Man United's hopes on Zlatan's 35-year-old shoulders
Super Swede carries Man United and EPL on ageing shoulders
Zlatan Ibrahimovic is a rebel with a cause. Himself.
He's the best thing about the dullest Manchester United side since David Moyes and the greatest thing in England since sliced bread.
Of course he isn't, but he genuinely believes that he is, and that's all that matters.
Sport is remembered for its winners, but defined by its showmen.
Any English football compilation of the last 40 years invariably involves Stan Bowles, Charlie George, Matt Le Tissier, David Ginola and Paolo di Canio.
Their outrageous antics are seared into the memory even though their names were rarely inscribed into any silverware of note.
Occasionally, pure alchemy is achieved when the two are mixed, when showmanship is combined with a ruthless winning streak to achieve the perfect football specimen.
Manchester United have achieved the feat remarkably, ridiculously, uniquely, three times with George Best, Eric Cantona and now Sweden's' supreme leader.
Ibrahimovic is a legend in his own living room. His self-belief is absolute, matched only by his rare ability to live up to his own ego.
He's the reason we watch and play football, the PlayStation prince of dreams, the name shouted in improvised commentaries on school playgrounds.
Many footballers win trophies, but Ibrahimovic reaches parts others will never reach.
He goes beyond greatness to touch the dark side in all of us, the rebellious, villainous bit that draws us towards Batman rather than Superman.
He's the Dark Knight who keeps rising, scoring again against Everton to earn Man United a point they didn't deserve in a 1-1 draw yesterday morning (Singapore time.)
The 35-year-old's birth certificate shames every other United player. His 27th goal of the campaign embarrasses his teammates up front.
Marcus Rashford and Jesse Lingard's job description says "goal-scorer", but recent performances suggest otherwise.
And Ibrahimovic's last-minute penalty humiliates his United manager.
Without the goals of a 35-year-old, Jose Mourinho manages a mid-table side, out of Europe and out of ideas.
Indeed the Swede's age highlights the underlying incompatibility between club and coach.
United's entire post-war legacy was built on youth development, shaping and promoting native and nascent talent like Luke Shaw.
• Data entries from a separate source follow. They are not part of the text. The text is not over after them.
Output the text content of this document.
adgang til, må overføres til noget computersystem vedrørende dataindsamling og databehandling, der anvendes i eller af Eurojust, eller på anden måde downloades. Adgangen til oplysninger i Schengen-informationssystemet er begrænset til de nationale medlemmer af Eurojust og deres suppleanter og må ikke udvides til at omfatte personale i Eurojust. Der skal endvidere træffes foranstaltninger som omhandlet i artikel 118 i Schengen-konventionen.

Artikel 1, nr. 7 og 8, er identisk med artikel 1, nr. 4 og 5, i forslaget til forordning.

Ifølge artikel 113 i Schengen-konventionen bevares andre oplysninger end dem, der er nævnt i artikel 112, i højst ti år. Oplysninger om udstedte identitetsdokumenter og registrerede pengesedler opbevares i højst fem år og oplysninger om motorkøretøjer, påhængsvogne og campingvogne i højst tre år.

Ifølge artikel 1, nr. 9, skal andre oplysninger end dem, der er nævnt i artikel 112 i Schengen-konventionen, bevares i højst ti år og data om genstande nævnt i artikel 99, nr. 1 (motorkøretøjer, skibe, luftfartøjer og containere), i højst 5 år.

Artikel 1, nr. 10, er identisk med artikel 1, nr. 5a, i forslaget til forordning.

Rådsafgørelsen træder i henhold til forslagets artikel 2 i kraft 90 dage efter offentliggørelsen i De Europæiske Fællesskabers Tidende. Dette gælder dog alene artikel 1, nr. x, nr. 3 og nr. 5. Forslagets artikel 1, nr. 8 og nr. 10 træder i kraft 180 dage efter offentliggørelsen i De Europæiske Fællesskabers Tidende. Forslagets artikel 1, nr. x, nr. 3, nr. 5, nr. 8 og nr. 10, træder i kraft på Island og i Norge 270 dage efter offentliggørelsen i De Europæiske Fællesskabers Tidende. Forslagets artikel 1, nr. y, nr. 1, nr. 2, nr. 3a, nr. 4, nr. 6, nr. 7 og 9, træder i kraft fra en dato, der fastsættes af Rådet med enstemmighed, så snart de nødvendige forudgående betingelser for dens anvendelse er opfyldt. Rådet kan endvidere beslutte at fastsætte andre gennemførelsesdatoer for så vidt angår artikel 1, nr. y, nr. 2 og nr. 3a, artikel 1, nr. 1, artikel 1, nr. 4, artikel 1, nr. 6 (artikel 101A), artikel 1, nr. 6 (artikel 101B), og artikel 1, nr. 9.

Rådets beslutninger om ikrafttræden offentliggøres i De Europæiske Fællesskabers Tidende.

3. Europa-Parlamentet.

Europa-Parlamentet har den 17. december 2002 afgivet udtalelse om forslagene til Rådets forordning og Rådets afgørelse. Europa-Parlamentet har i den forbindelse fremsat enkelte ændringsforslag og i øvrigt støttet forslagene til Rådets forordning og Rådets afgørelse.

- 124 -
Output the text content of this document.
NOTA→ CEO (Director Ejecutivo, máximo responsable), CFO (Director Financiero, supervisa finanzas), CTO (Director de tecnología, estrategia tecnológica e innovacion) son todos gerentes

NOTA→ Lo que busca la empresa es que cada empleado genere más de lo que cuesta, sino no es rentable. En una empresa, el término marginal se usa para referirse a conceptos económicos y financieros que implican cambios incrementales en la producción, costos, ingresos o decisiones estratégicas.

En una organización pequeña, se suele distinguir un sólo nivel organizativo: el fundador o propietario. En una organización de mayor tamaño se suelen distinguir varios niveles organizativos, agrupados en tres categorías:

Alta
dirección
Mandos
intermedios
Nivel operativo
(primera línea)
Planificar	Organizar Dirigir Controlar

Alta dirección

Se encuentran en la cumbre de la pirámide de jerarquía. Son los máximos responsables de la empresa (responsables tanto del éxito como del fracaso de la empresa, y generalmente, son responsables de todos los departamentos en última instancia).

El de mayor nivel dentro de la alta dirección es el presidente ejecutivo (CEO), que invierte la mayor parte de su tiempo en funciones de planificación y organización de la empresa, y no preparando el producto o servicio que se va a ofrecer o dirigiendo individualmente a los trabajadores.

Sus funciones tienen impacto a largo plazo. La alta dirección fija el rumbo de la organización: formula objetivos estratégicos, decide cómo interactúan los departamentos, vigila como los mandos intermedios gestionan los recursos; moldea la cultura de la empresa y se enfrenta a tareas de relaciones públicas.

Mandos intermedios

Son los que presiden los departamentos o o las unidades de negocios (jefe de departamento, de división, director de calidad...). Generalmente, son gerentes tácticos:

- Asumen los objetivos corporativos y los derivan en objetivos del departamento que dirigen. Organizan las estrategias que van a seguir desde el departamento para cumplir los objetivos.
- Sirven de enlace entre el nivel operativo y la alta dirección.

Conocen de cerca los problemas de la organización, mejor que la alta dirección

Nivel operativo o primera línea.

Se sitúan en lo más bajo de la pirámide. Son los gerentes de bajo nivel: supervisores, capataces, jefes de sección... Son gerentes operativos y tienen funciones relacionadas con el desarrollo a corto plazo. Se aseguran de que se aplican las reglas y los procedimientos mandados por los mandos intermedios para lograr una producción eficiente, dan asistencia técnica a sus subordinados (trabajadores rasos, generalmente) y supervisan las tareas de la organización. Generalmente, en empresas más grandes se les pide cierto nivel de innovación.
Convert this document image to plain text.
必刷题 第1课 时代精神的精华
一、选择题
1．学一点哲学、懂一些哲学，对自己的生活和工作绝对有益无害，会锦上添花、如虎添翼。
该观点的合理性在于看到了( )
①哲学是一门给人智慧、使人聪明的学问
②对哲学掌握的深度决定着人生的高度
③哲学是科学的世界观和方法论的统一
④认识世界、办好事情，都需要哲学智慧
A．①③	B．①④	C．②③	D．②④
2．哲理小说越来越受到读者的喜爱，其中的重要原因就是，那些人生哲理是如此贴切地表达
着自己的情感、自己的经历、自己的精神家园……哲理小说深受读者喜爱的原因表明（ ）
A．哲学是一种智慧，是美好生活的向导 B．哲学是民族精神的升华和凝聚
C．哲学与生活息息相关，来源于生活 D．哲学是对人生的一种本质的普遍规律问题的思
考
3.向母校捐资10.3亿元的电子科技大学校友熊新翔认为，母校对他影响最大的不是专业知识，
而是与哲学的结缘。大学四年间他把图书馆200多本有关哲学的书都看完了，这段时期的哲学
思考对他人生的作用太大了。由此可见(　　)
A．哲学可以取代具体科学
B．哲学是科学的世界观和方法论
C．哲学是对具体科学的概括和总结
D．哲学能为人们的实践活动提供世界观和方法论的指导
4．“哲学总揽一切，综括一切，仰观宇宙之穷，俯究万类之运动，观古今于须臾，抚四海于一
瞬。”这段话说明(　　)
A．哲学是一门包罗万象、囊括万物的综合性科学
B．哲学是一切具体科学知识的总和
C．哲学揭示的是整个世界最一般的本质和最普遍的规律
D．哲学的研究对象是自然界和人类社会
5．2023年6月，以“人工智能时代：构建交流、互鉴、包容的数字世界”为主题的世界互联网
Mourinho doesn't trust him, or Anthony Martial for that matter, preferring instead to play Ashley Young, Michael Carrick and Marouane Fellaini with Ibrahimovic for a combined aged of 130.
Before the Swede's penalty, United's ponderous, predictable long balls towards Fellaini's afro was the the kind of tepid fare that earned Moyes the sack.
PENALTY
Fortunately, Ibrahimovic intervened, tucking away the penalty and raising his arms to the heavens, demanding the adulation he thoroughly deserved.
He opts for the messianic pose, a god of his own creation.
Cantona turned up the collars and froze, as if standing back to admire his own brilliance.
While Best went for the single arm in the air, signalling his position within the game, number one, untouchable, immortal.
Manchester's finest mavericks are distinguished by different eras, but united by their artistic arrogance, preferring to paint pictures in colour whilst their rivals scribbled away in pencil.
"The Premier League is begging me to stay," Ibrahimovic said after the game, speaking truthfully.
His kind of creative anarchy is dying in the modern game. It's an authentic rebellion from within, rather than a manufactured persona created by a silly haircut or daft photos on Instagram.
Ibrahimovic, like Cantona and Best before him, isn't conceited or controversial to sell jerseys, it's his natural state of being, the fuel that drives the unstoppable engine.
He spoke of his EPL contemporaries Romelu Lukaku and Sergio Aguero as being "good all round", but refused to put himself in their category.
"Lions don't compare themselves with humans," he remarked matter-of-factly, because it was a matter of fact.
Muhammad Ali once shared the same sentiment. The greatest usually do.
United and the EPL should beg Ibrahimovic to stay. He's a model professional, a superior athlete with an outrageous talent and an ego to rival a Roman emperor.
More importantly, he's carried a mediocre United side on ageing shoulders and elevated an otherwise humdrum campaign.
He was truly made for the Theatre of Dreams a decade ago, but his EPL arrival was at least better late than never.
And the extraordinary epilogue to such a storied career should make Ibrahimovic the player of the season.